Un foncier stratégique pour un campus de la santé
Au-delà des programmes, la mise à disposition, par le gouvernement, d’un vaste terrain au profit de l’OMS alimente de fortes attentes. Située à la lisière nord de Brazzaville, la parcelle est pressentie pour accueillir un campus multifonctionnel, associant centre de formation, laboratoire de niveau P3 et plateforme logistique. « Le potentiel de cette emprise foncière est considérable », confie un urbaniste du cabinet municipal, qui y voit la promesse d’un pôle de compétitivité sanitaire capable d’irriguer toute la sous-région. Les discussions de la commission devront préciser les modalités de co-financement, de gouvernance et de gestion environnementale, autant de paramètres déterminants pour transformer la promesse en réalité tangible.

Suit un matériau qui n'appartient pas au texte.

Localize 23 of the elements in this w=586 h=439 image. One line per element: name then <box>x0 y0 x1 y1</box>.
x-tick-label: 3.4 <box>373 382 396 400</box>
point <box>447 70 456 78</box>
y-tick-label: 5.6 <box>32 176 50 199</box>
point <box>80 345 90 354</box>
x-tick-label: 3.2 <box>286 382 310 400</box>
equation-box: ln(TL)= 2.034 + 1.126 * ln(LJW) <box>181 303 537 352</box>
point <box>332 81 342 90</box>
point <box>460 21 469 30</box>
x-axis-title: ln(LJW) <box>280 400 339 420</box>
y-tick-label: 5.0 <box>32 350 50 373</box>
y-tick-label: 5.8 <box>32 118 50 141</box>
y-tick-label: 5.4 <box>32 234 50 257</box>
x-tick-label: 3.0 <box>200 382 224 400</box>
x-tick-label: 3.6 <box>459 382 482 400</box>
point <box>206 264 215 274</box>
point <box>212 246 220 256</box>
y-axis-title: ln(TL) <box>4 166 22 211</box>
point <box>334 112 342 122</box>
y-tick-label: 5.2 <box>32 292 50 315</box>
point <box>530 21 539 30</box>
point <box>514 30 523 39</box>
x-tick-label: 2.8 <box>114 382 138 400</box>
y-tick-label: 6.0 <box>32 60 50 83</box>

Brazzaville, capitale sanitaire d’une Afrique résiliente
Par la voix du Pr Janabi, l’OMS a balayé les rumeurs de relocalisation de son bureau régional, réaffirmant que « Brazzaville reste et restera la capitale sanitaire de l’Afrique ». Cette déclaration, accueillie avec satisfaction dans les milieux diplomatiques, conforte le leadership du Congo en matière de santé publique. Pour le président Denis Sassou Nguesso, souvent cité comme ardent défenseur de la coopération multilatérale, l’enjeu va au-delà du prestige : il s’agit de garantir un accès équitable aux soins et d’anticiper les crises sanitaires, dans une Afrique où l’urbanisation et la mobilité augmentent les risques d’épidémies.
Des bénéfices attendus pour la jeunesse urbaine
Dans la capitale, près de la moitié de la population a moins de trente ans. Les associations étudiantes rappellent que la santé constitue un prérequis pour l’employabilité et la créativité. Les retombées attendues de la commission mixte, qu’il s’agisse d’un meilleur maillage des centres de santé ou de la création d’emplois qualifiés dans le biomédical, répondent donc à des aspirations concrètes. Un jeune pharmacien diplômé l’an dernier confie « espérer que ces avancées nous permettront de bâtir nos carrières sans devoir quitter Brazzaville ». Cet enthousiasme raisonné souligne la responsabilité des décideurs à traduire les promesses en mesures tangibles.
Vers une feuille de route partagée
Au terme des échanges annoncés, une feuille de route quinquennale devrait être soumise à la validation conjointe du gouvernement et de l’OMS. Elle viendra mettre à jour l’accord de coopération signé en 2019, en l’adaptant aux enseignements de la pandémie de Covid-19 et aux défis émergents tels que la santé numérique ou la réponse aux maladies non transmissibles. En attendant, la tenue prochaine de la commission mixte rappelle que la diplomatie sanitaire n’est pas qu’une affaire de déclarations : elle est un travail de fond, minutieux, où chaque détail compte pour garantir des systèmes de santé robustes et inclusifs.